Warum Häfen? Einer der Haupteintragspfade von gebietsfremden Arten sind Schiffe, die in ihrem Ballastwasser oder im Bewuchs der Schiffsrümpfe gebietsfremde Arten mitführen.

Zahl invasiver Arten steigt weiter

Die Ergebnisse des jährlichen Monitorings werden schriftlich festgehalten. Die Untersuchungen zeigen einen kontinuierlichen Anstieg der Artenzahlen in allen vier Häfen zusammen von 29 Arten im Jahr 2016 auf 44 im Jahr 2019, die meisten der gefundenen gebietsfremden Arten sind in deutschen Küstengewässern seit langem bekannt und etabliert. Dazu zählen etwa die Asiatische Pinselfelsenkrabbe oder der Japanische Beerentang.

Und das Seepferdchen?

Doch nicht alle gebietsfremden Arten schädigen das ökologische Gleichgewicht. So lassen sich einheimische Vögel etwa die Amerikanische Schwertmuschel schmecken. Diese lange, schwertartige Muschel ist im Wattenmeer heimisch geworden, gehört sie doch mittlerweile zum gängigen Repertoire jeder Wattwanderung dazu.

Die Amerikanische Schwertmuschel gehört augenscheinlich zum Wattwandern, allerdings wurde die Muschel durch den Menschen unbeabsichtigt eingeschleppt und schadet den heimischen Wattbewohnern glücklicherweise nicht. Foto: Martin Stock

Das kann man vom Seepferdchen nicht gerade behaupten. Hier liegt die Vermutung nahe, dass dieses aus wärmeren Gefilden eingewandert sein könnte, weil es sich durch den Klimawandel bedingten Temperaturanstieg weiter im Norden nun wohlfühlt.

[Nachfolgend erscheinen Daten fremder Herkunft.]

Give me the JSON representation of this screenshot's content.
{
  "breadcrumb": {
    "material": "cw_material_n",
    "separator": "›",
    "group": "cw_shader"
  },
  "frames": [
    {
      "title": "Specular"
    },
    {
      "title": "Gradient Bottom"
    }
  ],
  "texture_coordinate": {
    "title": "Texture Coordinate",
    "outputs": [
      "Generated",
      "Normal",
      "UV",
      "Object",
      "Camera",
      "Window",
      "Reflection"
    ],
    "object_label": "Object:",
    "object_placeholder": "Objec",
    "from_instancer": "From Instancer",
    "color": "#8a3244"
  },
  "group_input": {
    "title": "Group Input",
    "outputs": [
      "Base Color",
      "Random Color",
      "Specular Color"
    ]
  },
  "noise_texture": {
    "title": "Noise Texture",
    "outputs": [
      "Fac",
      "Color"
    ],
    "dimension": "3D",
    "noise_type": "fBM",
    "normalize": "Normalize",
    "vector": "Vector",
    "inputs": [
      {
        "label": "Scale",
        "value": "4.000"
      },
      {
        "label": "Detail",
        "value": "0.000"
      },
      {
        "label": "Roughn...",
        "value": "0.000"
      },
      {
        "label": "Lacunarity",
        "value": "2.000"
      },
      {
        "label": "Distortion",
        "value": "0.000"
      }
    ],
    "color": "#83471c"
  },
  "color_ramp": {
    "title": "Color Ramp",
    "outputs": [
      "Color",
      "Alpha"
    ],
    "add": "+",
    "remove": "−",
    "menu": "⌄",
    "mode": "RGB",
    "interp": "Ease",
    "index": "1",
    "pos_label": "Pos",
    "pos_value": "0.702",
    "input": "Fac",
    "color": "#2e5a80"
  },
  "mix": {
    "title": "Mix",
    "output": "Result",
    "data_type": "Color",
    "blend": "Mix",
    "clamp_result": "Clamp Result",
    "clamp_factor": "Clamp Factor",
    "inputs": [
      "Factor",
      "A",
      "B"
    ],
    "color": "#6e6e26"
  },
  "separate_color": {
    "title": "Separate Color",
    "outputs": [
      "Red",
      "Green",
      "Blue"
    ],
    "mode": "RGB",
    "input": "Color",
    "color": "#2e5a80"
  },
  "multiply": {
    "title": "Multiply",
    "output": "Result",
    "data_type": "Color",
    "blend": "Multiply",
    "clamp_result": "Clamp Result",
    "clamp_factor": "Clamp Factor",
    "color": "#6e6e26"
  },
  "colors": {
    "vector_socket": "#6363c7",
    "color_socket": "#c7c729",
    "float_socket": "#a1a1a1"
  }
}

Falsch: Seepferdchen waren einst im Wattenmeer heimisch. "Sie sind aufgrund des Seegrassterbens in den 1930er Jahren stark im Bestand zurückgegangen und verschwanden schließlich von der Bildfläche", sagt Sanns. In den letzten Jahren berichten Forscher aber wieder von "vereinzelten Funden" in der Nordsee, zuletzt 2020. Konkrete Untersuchungen dazu gebe es bisher noch nicht. Im Multimar Wattforum in Tönning gibt es aber die Möglichkeit, die Tierchen in ihrem Algenwald zu beobachten.